Dick Sblog

Words from a man with passion about online educational collaboration

Extended Projects – a lost opportunity?

January 16th, 2008 · No Comments
collaboration projects

In his article on Extended Projects, (Guardian. Tuesday January 8, 2008 ) Peter Kington discusses at length the problems associated with this otherwise very welcome development. Quite rightly he points out that a result of making the EPs into qualifications will be that they become yet another target – something to be exploited to boost a school’s position in the league tables – shifting their value onto ‘points’ rather than the actual learning achieved by pupils.

He quotes the DCFS as saying that EP is being introduced to help young people develop their ability to study and carry out research on their own. Teenagers need to boost their “personal, learning and thinking skills”, according to the Department. And who can argue with that?

Unfortunately, many Universities are apparently reluctant to place much faith in the projects when making admissions decisions precisely because of the impossibility of ensuring they are the candidates’ own work.

Surely this is the critical point – whatever the aspiration for EPs to develop an individual’s ‘personal, learning and thinking skills’, in reality it is highly unlikely that any EP will be a purely personal piece of work. In fact it will be the result of collaboration, completed with the assistance of parents, siblings, teachers and friends (and that’s without considering the potential for ‘borrowing’ stuff from an ever expanding library of dubious online sites).

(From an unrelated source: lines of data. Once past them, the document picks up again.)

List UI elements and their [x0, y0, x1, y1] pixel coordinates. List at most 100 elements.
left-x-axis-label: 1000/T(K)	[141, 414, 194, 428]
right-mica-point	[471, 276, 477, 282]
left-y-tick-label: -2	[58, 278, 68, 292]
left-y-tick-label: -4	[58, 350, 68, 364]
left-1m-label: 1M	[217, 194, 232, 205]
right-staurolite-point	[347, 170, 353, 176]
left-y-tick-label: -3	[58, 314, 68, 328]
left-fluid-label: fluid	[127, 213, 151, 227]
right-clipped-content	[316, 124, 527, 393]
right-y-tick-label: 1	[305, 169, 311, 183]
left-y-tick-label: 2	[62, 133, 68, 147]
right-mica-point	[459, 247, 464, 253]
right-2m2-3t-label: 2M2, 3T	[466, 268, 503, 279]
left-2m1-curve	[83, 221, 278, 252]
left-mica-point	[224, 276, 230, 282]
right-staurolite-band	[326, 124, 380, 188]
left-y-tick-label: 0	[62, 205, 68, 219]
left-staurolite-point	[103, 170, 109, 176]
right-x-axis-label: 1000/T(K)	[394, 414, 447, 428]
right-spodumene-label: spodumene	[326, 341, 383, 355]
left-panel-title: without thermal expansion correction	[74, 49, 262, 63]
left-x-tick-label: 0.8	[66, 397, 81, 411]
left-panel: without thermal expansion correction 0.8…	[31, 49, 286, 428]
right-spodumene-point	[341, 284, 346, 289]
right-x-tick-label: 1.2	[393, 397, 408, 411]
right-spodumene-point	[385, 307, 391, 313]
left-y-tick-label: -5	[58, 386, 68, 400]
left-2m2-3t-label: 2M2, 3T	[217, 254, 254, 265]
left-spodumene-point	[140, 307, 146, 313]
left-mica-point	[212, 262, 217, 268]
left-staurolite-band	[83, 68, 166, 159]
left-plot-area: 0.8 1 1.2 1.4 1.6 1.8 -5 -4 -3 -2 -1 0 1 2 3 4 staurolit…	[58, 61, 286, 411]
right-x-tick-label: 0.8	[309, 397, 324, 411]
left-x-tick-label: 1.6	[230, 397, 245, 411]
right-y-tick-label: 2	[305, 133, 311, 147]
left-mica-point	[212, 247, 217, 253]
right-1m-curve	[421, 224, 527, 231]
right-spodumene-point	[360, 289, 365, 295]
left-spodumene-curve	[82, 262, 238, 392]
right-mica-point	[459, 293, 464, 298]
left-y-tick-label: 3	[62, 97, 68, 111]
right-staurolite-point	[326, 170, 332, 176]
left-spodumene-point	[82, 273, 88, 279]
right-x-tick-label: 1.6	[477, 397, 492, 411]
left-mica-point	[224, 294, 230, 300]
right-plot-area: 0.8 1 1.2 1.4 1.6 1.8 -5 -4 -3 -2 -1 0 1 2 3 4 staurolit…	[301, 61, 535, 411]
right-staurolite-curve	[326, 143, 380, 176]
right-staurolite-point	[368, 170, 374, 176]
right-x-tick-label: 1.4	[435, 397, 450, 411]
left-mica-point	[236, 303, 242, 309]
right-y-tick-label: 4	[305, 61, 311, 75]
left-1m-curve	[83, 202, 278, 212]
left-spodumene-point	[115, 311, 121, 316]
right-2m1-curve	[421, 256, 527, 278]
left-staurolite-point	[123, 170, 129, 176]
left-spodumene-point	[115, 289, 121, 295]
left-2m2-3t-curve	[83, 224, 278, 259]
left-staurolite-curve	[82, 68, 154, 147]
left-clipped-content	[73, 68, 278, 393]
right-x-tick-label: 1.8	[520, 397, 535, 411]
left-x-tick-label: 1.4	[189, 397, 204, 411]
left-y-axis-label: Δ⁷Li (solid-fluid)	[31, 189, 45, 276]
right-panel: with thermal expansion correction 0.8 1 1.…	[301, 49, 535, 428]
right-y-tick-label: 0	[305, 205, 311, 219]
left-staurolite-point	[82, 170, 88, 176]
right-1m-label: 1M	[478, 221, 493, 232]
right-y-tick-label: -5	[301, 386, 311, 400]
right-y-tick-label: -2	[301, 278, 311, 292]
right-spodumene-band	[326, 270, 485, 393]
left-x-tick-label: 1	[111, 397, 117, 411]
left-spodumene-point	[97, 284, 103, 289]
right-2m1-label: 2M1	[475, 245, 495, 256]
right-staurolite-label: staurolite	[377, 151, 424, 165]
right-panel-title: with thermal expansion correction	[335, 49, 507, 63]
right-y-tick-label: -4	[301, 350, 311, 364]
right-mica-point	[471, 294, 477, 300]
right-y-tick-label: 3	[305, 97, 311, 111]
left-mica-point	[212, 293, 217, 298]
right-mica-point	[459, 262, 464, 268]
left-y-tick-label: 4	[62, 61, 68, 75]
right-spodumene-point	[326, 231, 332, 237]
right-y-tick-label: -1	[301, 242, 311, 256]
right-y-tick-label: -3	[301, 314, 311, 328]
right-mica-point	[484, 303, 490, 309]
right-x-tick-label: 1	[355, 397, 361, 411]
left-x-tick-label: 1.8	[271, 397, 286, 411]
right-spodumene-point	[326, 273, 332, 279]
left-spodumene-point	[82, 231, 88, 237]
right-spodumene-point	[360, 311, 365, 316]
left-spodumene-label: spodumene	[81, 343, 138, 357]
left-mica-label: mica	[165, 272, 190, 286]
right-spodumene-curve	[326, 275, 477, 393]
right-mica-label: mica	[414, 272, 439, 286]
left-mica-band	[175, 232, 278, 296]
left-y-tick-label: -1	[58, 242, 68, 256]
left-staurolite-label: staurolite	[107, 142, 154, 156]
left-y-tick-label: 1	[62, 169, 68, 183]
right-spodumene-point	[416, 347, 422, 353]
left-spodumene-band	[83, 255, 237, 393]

Is this a problem? Well, I don’t think so; after all we’re social animals, we collaborate instinctively, collaboration is daily reality for most people in the worlds of work and academia. Collaboration in EPs only becomes a problem because of an insistence to treat them as individual pieces of work.

Why therefore don’t we take an alternative approach and acknowledge the inherently collaborative nature of project work? EPs could be structured and supported accordingly, valued for what they truly represent – not just another tick in the box but an opportunity for pupils truly to learn, not merely about a topic but to about the essential skills they will require to participate in a knowledge economy?

And does this mean that projects don’t offer an opportunity for accreditation? Of course not, they just require re-framing so that the pupils’ work is accredited as ‘informal learning through, say, ASDAN’s award processes – so the school still gets the points.